I think my primary concerns are the possible spousal hire and teaching relief (I am trying to finish up my monograph).
Your tone in this is concerning me. “Would you be willing to” is not the right note to hit in the negotiations, because you’re setting yourself up for a simple “no.” Clearly I need to write another post on this!
First off, Karen, I love your blog. Following up on Ally’s comment, it might be nice to see a post focusing on negotiating a spousal hire (how to word the request, what compromises to expect, how to increase the odds of succeeding in securing a spousal hire, etc.). I’m sure there are many of us out there who have academic spouses, both in our own fields and outside them, but advice on how to tackle the job market as a couple seems hard to come by. You mentioned this topic briefly in the post cited above, but more details on this topic would be greatly appreciated! Thanks!
ok, you convinced me.
Thanks very much for this post. Any advice for job-seekers on a non-traditional trajectory is very welcome!

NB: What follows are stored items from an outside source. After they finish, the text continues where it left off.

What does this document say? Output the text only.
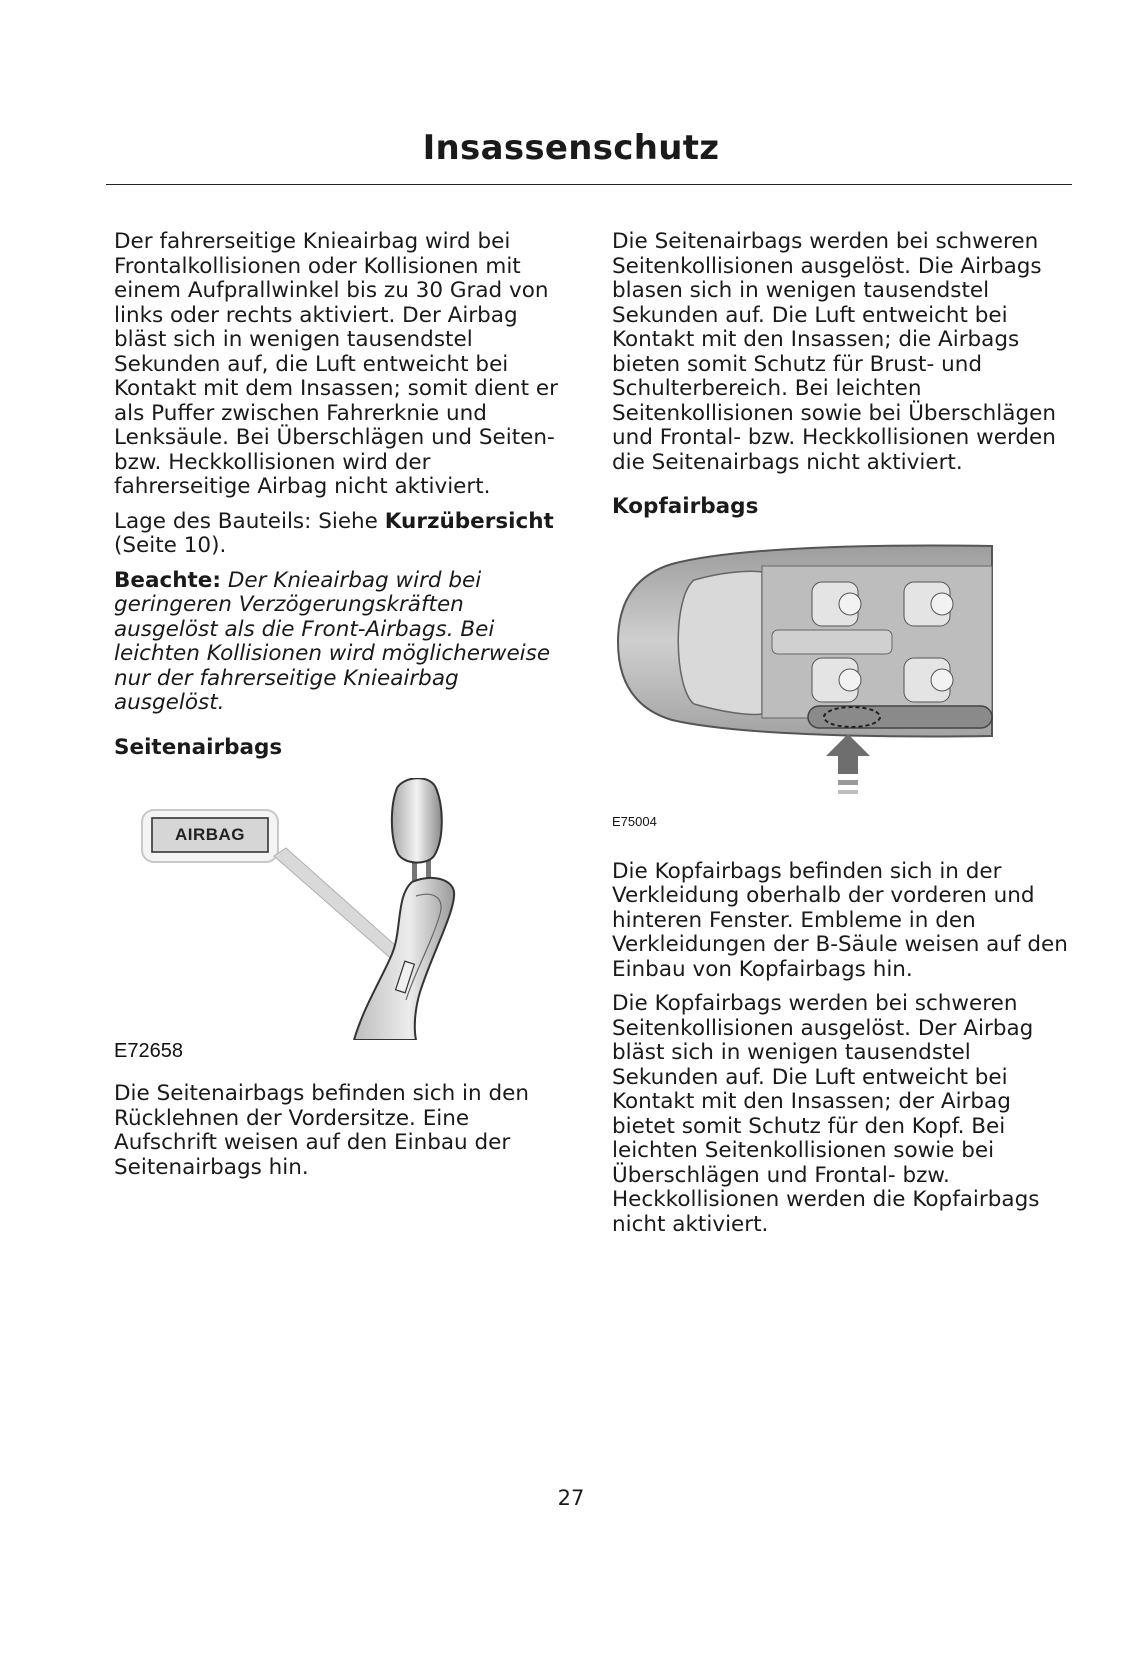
Insassenschutz

Der fahrerseitige Knieairbag wird bei Frontalkollisionen oder Kollisionen mit einem Aufprallwinkel bis zu 30 Grad von links oder rechts aktiviert. Der Airbag bläst sich in wenigen tausendstel Sekunden auf, die Luft entweicht bei Kontakt mit dem Insassen; somit dient er als Puffer zwischen Fahrerknie und Lenksäule. Bei Überschlägen und Seiten- bzw. Heckkollisionen wird der fahrerseitige Airbag nicht aktiviert.

Lage des Bauteils: Siehe Kurzübersicht (Seite 10).

Beachte: Der Knieairbag wird bei geringeren Verzögerungskräften ausgelöst als die Front-Airbags. Bei leichten Kollisionen wird möglicherweise nur der fahrerseitige Knieairbag ausgelöst.

Seitenairbags
AIRBAG
E72658

Die Seitenairbags befinden sich in den Rücklehnen der Vordersitze. Eine Aufschrift weisen auf den Einbau der Seitenairbags hin.

Die Seitenairbags werden bei schweren Seitenkollisionen ausgelöst. Die Airbags blasen sich in wenigen tausendstel Sekunden auf. Die Luft entweicht bei Kontakt mit den Insassen; die Airbags bieten somit Schutz für Brust- und Schulterbereich. Bei leichten Seitenkollisionen sowie bei Überschlägen und Frontal- bzw. Heckkollisionen werden die Seitenairbags nicht aktiviert.

Kopfairbags
E75004

Die Kopfairbags befinden sich in der Verkleidung oberhalb der vorderen und hinteren Fenster. Embleme in den Verkleidungen der B-Säule weisen auf den Einbau von Kopfairbags hin.

Die Kopfairbags werden bei schweren Seitenkollisionen ausgelöst. Der Airbag bläst sich in wenigen tausendstel Sekunden auf. Die Luft entweicht bei Kontakt mit den Insassen; der Airbag bietet somit Schutz für den Kopf. Bei leichten Seitenkollisionen sowie bei Überschlägen und Frontal- bzw. Heckkollisionen werden die Kopfairbags nicht aktiviert.

27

Great advice, Karen! Having slogged through 100+ job applications, I can only concur. There is one thing I would amplify: “This doesn’t mean you have to keep doing the same thing over and over.” Absolutely right. In fact, applicants should at all costs avoid giving the impression that they are doing the same thing over and over. So often applicants proclaim their intent to do the same thing in the next county over…a ginormous turn off, which basically says that the applicant has already run out of ideas and is not likely to acquire new ones any time soon. In every applicant pool there are some who know how to present themselves with the same blend of continuity and change that you describe, and the rest cannot compete with them.
Hi Karen!
In the publications paragraph… it would be great if you could provide an example of how to balance between I published XX and XX and XX out of my dissertation, and I am working on XXX from my new project, while still workign on XX from dissertation. I am finding the balance between the projects tricky. Oh and I second (or third) the spousal hire discussion. Have I mentioned I love your blog. I love it.
I just read this post and it is very helpful! But I agree with Debora’s comment above. Do you mind laying out the order that may work best to describe these different projects. Or is better to keep all that in the research statement?
OK, the way I work with a more advanced scholar is this:
Para one: self intro; I am writing in application to….; etc.
Para two: Current research and pubs
Para three: This research grew out of my eearlier work on xxxx. that research and pubs.
Para four (if nec). Dissertation research, as starting point to above, and pubs.
Para five: Next research
Para six and on: teaching, etc.
Hi Karen, great post. Question: I am writing a letter for a second job and am beginning with a description of my book which just came out in March. This book was based on my dissertation. I spend some time describing it and explaining that it won an award in my field, etc. Then I talk briefly about a follow up project but spend most of the time on my current project, where it is in development, how it fits in line with my trajectory and central lines of inquiry, etc. This seems to be in the reverse order that you suggest above — you write that we should begin with the current. My question is: do you think what I have done is okay given that the dissertation became a book (and did so recently)? Thank you.
I agree with a brand new book you probably want to start with that, but be careful–if you’re years and years beyond the diss, you do need to switch to starting with the newest project soon.
My problem is a bit different: I enrolled in a PhD program after already having a career as a curator and independent researcher. I have published in peer-reviewed journals before I actually began my dissertation research and those publications are on topics not directly related to my dissertation. Should I still begin with my dissertation? I feel like I’m having a really hard time fitting my work into the standard template.